2000年にノーベル化学賞を受賞した白川英樹先生の助手が,先生にポリアセチレンの実験で1ミリモルの触媒を入れるように指示されたのを,誤って l000倍の1モルの量を入れてしまった.もちろん,こうしてできた銀色のフィルムは失敗作だが,白川先生は捨てないでそれを使っていろいろな実験をし,結果的に電気を通すプラスチックを開発したことは周知のとおりである.このあと,ペンシルバニア大学のマグダイアミッド教授からの要請で共同研究を続けて,のちに「導電性ポリマー」の開発でともにノーベル賞の受賞に至るのだが,そもそもの発端は失敗作を捨てないで調べてみたことにある.

レントゲン(1845-1923)がX線を発見したのも劇的だ.彼はクルックス (1832-1919) が見つけレナート(1862-1947)が発展させていた陰極(・・)線(・)の諸現象をテーマに,今日でいう「ガイスラー管抜気実験」をしていると,電源を入れて陰極線を光らせたとき,管から離れたところに置いた蛍光発光板(白金シアン化バリウムを塗ったもの)が同時に光りはじめた.その源は陽極(・・)から出ており,陽極全部を遮光用のラシャ紙で覆っても蛍光板を光らせる.レントゲンはいろいろな物質でその光を遮へいしてみたが,多くのものを透過してしまう.ただ,鉛だけは厚さ1.5〔㎜〕でも完全な遮へい効果があることがわかった.  レントゲンはこの未知なる光を「Ⅹ線」と命名した.

先輩格の物理学者クルックスもレントゲンより前に同じ実験をしていて,そばに置いた感光板が露光しているのを知り,欠陥商品としてメーカーに返品していた.この差は一体何か? レントゲンはX線の発見で第1回のノーベル物理学賞を受賞している.

このように偶然が作用して重要な発明・発見をした人は数多くいる. フレミングによるペニシリンの発見をはじめ,硬質ゴムを発明したグッドイヤー,ポアンカレーの「フックス関数」の発見,ケクレルの 「ベンゼン環(核)」のアイディアなど,枚挙にいとまがない.

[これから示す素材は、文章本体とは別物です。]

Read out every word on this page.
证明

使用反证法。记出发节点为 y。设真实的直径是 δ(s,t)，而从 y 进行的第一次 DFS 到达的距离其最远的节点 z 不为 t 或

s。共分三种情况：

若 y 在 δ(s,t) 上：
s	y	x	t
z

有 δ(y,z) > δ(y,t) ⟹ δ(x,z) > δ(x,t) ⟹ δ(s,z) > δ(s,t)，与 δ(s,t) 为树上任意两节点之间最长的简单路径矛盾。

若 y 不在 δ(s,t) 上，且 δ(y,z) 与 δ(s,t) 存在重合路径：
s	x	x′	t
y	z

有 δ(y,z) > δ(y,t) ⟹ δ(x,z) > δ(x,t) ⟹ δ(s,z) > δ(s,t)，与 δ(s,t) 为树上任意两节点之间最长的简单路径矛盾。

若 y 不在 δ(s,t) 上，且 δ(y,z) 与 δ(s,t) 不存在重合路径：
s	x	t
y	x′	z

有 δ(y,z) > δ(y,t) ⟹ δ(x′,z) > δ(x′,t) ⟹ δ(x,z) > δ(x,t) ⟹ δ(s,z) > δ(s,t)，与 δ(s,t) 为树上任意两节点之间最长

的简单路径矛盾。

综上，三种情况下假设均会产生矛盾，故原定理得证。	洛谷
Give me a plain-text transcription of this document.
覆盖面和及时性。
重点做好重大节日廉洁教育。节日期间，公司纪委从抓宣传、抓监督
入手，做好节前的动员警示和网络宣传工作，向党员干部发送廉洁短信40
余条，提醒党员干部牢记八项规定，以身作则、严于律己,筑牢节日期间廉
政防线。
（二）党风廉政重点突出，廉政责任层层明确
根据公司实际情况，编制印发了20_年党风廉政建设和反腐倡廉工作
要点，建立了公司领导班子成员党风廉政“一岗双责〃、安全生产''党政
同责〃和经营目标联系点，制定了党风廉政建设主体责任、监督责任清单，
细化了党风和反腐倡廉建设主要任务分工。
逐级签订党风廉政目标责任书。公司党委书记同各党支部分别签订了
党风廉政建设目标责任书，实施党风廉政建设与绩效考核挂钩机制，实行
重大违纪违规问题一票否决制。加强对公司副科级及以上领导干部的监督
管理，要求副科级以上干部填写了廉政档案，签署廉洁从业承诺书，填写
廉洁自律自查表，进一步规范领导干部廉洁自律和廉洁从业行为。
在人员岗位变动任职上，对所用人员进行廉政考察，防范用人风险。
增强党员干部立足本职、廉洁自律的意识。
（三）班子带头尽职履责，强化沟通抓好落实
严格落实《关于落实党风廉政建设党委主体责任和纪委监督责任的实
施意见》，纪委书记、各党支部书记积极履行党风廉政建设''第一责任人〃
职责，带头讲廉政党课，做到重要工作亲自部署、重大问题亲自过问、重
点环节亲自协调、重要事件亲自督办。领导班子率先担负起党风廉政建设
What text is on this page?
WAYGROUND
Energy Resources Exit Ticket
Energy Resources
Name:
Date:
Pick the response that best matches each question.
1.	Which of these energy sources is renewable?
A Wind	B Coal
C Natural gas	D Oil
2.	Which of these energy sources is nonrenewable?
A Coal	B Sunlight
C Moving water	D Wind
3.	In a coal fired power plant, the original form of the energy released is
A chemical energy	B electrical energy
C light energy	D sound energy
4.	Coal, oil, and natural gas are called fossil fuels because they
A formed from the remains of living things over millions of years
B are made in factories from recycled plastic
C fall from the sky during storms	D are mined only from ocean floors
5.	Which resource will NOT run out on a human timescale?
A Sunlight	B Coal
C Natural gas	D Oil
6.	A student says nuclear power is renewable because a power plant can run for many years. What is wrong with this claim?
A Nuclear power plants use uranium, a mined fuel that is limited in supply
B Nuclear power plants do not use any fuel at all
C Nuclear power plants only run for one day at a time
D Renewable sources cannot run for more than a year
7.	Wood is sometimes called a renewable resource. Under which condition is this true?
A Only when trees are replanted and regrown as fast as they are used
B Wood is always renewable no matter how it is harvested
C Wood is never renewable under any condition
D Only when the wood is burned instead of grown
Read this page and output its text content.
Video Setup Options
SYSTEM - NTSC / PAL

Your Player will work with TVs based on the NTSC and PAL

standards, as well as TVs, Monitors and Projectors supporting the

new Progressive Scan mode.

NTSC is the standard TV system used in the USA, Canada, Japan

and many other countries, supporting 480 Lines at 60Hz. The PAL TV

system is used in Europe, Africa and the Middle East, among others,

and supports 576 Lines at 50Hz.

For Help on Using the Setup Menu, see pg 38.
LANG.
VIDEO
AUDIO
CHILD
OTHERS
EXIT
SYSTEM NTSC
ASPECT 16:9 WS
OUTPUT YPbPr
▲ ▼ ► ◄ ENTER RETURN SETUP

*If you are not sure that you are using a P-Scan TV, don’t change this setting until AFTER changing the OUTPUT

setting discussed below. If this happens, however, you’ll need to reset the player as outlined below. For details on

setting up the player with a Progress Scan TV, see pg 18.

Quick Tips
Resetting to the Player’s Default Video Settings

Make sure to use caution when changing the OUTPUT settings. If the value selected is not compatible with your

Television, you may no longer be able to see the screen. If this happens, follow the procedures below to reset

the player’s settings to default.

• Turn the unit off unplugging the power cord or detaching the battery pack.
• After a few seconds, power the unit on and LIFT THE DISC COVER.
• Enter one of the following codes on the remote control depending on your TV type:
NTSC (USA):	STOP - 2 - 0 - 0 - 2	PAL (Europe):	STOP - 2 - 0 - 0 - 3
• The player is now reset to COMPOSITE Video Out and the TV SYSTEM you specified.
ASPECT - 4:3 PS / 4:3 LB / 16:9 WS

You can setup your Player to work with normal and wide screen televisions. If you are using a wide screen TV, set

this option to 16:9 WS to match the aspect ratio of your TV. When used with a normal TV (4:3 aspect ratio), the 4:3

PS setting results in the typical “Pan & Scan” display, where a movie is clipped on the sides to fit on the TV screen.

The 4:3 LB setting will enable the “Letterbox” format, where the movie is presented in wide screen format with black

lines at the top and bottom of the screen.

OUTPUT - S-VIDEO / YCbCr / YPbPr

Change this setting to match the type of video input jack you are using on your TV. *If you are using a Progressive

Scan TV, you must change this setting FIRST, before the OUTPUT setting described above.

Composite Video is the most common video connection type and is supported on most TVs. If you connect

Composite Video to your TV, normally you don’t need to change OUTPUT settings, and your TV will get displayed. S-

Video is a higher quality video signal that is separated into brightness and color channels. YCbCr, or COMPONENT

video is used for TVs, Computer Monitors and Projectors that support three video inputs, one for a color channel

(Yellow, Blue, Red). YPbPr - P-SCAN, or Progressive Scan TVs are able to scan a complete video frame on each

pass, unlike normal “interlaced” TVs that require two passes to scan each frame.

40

このような「偶然や偶然のひらめきを幸運に変える力」を,イギリスの作家ホレス・ウォルポールは童話『セレンディップ(セイロン)の三人の王子の冒険』にちなんで《セレンディピティー》と名づけた.しかし,このような幸運は誰にでも簡単に訪れるわけではない.生理学者へルムホルツ(1821-1894)はこのようなセレンディピティーの到来を,次の三つのステップに分けている.

(1)もはや先に進めなくなるまで続行される最初の執拗な探求

(2)(1)のことをしばらく忘れての休息と回復の期間

(3)予測しなかった解決法の偶然の到来

細菌学者ルイ・パスツール(1822-1895)はこのことを「偶然は準備のできている人には必然としてとどまる」と述べている.いつも考えていない人に,このような幸運が訪れるわけはないのだ.